A forum in South St. Petersburg last night brought together panelists who support and oppose the legalization of marijuana for medical use in Florida. Most of the residents who squeezed into the conference room in Childs Park support Amendment 2.
The nearly 40 people on hand overwhelmingly support passing the constitutional amendment to legalize medical marijuana. But one of the panelists, Pinellas County Sheriff Bob Gualtieri, urges a “no” vote.
Occasionally residents posing questions to the panel seemed to be ganging up on Gualtieri.
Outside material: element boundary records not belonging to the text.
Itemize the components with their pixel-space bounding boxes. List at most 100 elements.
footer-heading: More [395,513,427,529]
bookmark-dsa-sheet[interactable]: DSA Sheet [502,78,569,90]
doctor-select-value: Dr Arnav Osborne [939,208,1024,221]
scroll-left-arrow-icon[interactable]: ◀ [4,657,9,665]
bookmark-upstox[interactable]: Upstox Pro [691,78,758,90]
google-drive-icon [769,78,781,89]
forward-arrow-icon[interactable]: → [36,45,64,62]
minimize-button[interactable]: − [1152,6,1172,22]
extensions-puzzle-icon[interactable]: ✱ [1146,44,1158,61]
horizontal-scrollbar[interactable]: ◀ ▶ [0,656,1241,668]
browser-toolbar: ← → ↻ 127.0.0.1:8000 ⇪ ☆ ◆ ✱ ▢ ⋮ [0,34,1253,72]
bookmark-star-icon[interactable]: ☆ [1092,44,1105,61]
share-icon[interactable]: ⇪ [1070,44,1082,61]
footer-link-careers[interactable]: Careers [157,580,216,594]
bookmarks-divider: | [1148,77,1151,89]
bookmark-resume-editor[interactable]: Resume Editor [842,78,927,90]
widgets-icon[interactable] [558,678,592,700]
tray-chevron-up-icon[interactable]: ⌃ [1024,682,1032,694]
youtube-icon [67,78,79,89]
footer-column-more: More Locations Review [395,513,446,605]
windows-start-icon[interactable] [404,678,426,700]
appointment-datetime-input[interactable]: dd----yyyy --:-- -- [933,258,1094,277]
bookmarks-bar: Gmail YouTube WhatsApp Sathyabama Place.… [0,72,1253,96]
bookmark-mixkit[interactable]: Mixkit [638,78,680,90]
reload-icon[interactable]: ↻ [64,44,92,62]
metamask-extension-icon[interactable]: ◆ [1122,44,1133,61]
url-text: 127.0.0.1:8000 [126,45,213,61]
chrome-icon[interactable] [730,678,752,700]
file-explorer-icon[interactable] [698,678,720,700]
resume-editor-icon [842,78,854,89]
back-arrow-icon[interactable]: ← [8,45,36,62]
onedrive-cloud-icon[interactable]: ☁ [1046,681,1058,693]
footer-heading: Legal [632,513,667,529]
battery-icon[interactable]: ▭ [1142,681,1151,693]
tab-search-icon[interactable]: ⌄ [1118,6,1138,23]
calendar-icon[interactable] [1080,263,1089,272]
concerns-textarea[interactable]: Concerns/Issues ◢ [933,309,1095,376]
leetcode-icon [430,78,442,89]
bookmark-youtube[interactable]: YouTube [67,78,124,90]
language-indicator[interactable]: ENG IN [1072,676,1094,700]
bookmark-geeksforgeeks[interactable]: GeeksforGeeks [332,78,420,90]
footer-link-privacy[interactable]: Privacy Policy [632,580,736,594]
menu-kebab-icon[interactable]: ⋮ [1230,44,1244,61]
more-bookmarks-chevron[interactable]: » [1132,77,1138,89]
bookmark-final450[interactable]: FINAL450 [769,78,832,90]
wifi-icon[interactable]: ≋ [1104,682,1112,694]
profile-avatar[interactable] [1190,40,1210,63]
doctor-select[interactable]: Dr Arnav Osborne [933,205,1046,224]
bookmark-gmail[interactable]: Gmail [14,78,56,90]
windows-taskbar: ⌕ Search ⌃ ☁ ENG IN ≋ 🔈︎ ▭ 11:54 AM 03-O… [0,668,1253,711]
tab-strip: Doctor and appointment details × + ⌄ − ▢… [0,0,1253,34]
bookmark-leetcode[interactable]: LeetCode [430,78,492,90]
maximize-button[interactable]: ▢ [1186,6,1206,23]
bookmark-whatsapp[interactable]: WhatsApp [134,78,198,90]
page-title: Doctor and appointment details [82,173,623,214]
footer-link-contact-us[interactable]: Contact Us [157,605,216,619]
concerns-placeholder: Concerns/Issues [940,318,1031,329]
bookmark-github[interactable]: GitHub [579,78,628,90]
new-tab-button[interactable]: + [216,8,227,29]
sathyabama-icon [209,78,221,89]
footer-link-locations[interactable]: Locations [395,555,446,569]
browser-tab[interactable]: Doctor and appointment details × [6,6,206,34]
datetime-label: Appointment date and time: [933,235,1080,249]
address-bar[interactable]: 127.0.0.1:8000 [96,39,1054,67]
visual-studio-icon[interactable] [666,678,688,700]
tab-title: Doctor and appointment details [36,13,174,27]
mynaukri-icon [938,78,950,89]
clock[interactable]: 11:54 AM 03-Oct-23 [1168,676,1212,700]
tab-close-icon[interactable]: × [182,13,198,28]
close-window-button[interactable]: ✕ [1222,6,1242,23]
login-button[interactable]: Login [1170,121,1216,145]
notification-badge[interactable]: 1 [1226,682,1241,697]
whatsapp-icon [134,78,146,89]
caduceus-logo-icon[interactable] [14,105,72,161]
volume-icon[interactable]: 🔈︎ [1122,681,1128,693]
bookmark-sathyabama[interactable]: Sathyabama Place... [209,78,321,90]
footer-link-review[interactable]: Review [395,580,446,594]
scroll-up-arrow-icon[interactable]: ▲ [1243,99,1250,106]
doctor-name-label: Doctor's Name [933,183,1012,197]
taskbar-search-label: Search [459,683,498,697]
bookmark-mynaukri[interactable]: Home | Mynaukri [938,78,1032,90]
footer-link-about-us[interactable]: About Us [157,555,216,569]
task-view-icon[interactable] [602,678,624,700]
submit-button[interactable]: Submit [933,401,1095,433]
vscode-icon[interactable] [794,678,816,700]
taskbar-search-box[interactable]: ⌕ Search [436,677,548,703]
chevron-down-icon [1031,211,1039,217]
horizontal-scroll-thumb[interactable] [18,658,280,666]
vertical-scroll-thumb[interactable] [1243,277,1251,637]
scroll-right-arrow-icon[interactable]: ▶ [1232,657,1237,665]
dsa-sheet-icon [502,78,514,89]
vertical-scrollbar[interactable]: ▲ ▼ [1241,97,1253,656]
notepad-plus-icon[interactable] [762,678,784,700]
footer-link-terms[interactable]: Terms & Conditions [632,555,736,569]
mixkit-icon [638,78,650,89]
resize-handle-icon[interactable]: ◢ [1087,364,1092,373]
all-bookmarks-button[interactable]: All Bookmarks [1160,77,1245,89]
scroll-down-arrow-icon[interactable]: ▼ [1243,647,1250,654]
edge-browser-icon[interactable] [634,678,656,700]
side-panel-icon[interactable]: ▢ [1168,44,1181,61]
Patrick Well confronted the sheriff.
Sheriff Bob Gualtieri admitted that he experimented with marijuana when he was in high school. After fielding questions from patients with debilitating illnesses, the sheriff maintains he’s not coldhearted.
Prescribing or suggesting the use of marijuana to treat illnesses is at the core of those in favor of the amendment; not the expansion of recreational use. Opponents are concerned with the potential negative effects of marijuana on a child’s physiological development; especially the brain. Panelist and Eckerd professor, Greg Gerdeman, has being doing research on marijuana for 18 years. He disputes that pot causes negative brain development in children.
Sheriff Gualtieri, who is also a licensed attorney in Florida, foresees other legal and ethical issues involving children.
The Florida Sheriff’s Association has issued a statement opposing amendment 2. But there might be reasons besides lack of oversight and pill mill substitutes. This month the Washington Post reported how law enforcement uses civil forfeiture, seizing of assets and property, functions as a slush fund for their agencies. Kurt Donley, a panelist, community activist and former director of the Florida chapter of the National Organization for the Repeal of Marijuana Laws, is convinced that it’s all about the money.
Florida’s constitutional amendment 2, the legalization of medical marijuana, will be on November’s ballot.